The traditional way in the United States and a few other countries like Switzerland to achieve and maintain civic bonding was the militia system, but by 1906 this traditional institution had declined in the United States for lack of external or internal enemies. The institution had suffered a critical setback from the Civil War, because the core of the militia traditionalists had been killed, wounded, or demoralized during that conflict. In contemplating a system that would function like the militia to foster social unity, James, a strong opponent of war of any kind, sought an alternative that would function like a militia but be motivated by threats of an impersonal kind. This led him to propose a form of national service that would conduct "warfare against nature".

This concept is regarded by some as the origin of the idea of organized national service. The line of descent can be traced directly from this address to the depression-era Civilian Conservation Corps, to the Peace Corps, VISTA, and AmeriCorps.

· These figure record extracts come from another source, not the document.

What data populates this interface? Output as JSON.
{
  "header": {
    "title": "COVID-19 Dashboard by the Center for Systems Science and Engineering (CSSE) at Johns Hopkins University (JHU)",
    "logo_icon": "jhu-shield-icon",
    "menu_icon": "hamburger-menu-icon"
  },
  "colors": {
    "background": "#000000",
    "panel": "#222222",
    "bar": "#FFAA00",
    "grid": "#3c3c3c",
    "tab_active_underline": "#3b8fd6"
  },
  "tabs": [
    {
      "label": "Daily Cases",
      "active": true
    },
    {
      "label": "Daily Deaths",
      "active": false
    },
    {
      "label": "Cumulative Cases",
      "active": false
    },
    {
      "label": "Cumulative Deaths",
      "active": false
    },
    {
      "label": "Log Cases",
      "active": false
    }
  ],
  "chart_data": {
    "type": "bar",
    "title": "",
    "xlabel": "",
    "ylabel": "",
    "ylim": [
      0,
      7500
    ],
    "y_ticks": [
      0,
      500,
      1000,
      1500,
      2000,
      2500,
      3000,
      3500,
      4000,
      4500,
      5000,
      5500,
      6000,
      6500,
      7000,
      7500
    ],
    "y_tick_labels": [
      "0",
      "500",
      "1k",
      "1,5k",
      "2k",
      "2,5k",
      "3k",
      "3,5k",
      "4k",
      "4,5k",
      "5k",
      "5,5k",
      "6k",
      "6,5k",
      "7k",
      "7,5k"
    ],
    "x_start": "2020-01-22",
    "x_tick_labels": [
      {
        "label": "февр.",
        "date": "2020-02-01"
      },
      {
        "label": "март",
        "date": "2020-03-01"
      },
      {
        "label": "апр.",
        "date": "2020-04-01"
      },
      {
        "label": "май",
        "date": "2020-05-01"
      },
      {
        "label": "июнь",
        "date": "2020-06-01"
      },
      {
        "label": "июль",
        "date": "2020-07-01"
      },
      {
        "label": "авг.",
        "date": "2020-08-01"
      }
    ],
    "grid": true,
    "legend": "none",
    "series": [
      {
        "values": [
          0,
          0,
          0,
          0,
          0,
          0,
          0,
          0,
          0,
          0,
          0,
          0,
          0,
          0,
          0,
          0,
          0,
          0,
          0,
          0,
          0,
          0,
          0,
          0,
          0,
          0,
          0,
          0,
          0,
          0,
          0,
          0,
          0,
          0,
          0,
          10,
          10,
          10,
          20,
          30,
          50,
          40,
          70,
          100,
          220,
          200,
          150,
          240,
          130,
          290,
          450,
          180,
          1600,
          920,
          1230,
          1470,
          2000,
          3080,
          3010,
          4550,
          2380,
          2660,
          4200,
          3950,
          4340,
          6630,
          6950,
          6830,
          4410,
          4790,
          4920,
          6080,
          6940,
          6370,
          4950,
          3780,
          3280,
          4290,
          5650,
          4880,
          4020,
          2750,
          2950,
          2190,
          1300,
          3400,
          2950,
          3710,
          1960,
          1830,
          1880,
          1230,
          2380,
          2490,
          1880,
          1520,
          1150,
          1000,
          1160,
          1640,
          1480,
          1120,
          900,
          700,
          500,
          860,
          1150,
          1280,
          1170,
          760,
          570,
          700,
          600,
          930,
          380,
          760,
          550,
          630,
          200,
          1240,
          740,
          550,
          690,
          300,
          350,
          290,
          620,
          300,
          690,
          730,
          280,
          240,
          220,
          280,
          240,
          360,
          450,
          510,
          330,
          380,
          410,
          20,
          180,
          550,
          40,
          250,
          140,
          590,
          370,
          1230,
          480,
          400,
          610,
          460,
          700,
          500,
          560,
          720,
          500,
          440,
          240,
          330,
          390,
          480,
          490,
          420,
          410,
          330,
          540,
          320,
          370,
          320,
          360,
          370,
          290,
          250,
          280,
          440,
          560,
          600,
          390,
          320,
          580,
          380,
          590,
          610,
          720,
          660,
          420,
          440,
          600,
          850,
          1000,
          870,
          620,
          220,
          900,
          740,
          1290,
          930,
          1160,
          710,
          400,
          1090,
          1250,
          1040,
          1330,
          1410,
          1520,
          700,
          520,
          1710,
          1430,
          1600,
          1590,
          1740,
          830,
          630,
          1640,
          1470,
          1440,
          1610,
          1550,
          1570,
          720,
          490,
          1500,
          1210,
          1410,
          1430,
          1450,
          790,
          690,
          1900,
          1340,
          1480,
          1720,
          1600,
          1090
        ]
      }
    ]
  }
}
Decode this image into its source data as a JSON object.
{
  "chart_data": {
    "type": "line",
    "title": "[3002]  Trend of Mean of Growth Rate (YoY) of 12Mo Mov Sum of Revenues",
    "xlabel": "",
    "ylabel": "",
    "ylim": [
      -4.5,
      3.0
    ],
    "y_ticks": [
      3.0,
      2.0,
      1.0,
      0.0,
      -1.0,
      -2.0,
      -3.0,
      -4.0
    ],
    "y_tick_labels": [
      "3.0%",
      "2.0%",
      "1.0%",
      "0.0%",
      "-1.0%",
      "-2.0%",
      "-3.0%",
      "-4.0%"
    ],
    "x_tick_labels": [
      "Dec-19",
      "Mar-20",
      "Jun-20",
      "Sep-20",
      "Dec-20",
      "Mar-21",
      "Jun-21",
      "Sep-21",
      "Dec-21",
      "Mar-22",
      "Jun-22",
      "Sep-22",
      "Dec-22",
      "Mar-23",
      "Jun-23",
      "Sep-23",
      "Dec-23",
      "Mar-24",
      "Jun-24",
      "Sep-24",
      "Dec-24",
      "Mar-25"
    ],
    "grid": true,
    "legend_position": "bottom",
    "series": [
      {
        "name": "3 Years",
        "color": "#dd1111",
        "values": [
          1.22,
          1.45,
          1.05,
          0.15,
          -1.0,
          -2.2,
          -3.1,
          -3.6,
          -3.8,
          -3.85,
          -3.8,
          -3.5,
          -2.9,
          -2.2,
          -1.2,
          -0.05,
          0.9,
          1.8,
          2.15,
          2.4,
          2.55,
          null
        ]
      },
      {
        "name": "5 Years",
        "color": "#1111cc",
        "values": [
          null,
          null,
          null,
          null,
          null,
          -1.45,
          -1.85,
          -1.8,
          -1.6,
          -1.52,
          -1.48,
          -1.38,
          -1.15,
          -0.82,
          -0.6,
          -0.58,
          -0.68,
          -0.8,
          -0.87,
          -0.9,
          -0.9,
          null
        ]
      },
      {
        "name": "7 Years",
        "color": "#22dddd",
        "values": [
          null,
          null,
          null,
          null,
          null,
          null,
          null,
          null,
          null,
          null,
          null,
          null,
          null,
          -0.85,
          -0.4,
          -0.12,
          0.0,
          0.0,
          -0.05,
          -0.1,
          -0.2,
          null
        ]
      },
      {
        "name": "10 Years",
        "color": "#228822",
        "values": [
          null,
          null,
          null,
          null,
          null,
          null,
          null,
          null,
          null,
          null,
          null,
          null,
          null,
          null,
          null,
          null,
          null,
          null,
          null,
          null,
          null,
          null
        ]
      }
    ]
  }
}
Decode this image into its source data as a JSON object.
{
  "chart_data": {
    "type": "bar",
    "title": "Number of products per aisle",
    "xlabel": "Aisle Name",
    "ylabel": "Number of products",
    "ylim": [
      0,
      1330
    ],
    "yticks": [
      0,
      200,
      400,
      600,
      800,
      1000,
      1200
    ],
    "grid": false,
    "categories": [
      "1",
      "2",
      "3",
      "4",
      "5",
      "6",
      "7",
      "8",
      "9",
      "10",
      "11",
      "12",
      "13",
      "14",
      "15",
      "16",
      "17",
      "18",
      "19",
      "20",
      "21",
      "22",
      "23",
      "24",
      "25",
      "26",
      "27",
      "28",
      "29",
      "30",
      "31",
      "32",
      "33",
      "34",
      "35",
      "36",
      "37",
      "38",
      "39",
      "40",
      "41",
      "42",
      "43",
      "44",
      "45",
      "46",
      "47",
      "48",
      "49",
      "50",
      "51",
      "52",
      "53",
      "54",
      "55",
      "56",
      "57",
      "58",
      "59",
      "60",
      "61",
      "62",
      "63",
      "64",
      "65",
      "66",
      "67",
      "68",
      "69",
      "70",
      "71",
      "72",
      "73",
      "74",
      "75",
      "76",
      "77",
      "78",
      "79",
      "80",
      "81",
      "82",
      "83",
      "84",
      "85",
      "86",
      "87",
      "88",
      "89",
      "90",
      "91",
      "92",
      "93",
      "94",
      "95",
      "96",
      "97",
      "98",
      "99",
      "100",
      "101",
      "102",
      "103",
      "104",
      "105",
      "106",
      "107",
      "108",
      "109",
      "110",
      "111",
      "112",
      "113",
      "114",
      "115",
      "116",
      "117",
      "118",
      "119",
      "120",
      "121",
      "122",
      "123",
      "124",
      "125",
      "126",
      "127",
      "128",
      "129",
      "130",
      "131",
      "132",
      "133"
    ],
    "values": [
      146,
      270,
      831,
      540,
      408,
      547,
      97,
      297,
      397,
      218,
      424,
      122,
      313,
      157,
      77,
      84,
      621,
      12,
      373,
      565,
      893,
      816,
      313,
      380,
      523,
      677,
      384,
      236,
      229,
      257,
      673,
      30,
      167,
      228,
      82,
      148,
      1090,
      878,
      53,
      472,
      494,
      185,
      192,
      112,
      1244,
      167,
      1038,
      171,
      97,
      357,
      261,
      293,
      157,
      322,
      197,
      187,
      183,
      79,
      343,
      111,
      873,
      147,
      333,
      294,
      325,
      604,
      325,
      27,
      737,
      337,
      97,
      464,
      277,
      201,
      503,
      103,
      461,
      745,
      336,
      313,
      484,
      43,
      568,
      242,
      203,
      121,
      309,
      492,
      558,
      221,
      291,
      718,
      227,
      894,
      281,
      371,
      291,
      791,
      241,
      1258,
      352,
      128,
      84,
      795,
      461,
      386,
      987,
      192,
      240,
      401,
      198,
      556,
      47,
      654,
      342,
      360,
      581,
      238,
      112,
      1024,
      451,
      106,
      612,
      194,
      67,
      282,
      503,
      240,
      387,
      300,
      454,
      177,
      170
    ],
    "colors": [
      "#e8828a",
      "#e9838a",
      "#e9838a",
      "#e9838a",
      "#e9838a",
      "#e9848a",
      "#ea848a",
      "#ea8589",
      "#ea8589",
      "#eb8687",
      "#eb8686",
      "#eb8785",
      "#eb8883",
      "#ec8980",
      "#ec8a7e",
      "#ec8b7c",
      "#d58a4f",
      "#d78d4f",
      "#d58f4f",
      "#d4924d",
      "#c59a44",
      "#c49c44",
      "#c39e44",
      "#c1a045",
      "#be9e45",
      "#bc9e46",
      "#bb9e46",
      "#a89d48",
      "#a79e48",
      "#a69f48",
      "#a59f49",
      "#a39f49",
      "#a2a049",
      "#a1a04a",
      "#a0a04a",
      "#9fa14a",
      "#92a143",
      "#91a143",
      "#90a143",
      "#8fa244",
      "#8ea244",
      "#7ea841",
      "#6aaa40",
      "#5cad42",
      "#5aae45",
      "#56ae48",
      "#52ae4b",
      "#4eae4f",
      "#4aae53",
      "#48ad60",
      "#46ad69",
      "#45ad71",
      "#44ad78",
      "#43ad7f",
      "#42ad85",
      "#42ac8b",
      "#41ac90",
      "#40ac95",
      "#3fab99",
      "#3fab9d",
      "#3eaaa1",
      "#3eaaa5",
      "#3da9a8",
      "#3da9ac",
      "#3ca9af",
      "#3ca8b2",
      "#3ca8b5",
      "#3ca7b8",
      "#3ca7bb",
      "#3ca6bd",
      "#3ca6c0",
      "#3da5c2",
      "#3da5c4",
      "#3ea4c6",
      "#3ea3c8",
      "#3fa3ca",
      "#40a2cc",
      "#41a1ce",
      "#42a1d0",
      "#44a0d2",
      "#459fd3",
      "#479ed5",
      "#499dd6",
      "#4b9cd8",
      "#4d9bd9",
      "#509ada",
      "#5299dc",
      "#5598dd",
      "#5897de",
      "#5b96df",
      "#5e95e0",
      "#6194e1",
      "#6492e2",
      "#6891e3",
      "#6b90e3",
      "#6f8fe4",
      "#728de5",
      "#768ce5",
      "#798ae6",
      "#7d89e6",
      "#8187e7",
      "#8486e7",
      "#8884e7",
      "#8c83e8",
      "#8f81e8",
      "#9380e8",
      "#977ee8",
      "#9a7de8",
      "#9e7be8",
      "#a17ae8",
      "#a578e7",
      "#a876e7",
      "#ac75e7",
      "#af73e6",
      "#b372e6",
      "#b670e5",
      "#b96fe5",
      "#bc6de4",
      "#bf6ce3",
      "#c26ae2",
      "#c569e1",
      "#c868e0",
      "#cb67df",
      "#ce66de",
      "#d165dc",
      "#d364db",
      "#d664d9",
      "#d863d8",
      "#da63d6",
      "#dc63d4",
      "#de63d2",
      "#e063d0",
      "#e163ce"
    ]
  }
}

Though some phrases grate upon modern ears, particularly the assumption that only males can perform such service, several racially-biased comments, and the now discredited notion that "nature" should be treated as an enemy, it still sounds a rallying cry for service in the interests of the individual and the nation.

The solution to the problem remains an open question, now that "nature" is not to be regarded as an "enemy". The real "enemy" is our own darker human nature, and no one has found a good way to oppose that without slipping into opposition to individuals or groups seen as embodying that darker nature. It would appear that the traditional militia system remains the best solution anyone has found, provided a way can be found to revive support for it, when the main remaining threats are crime, governmental abuse, and natural or manmade disasters.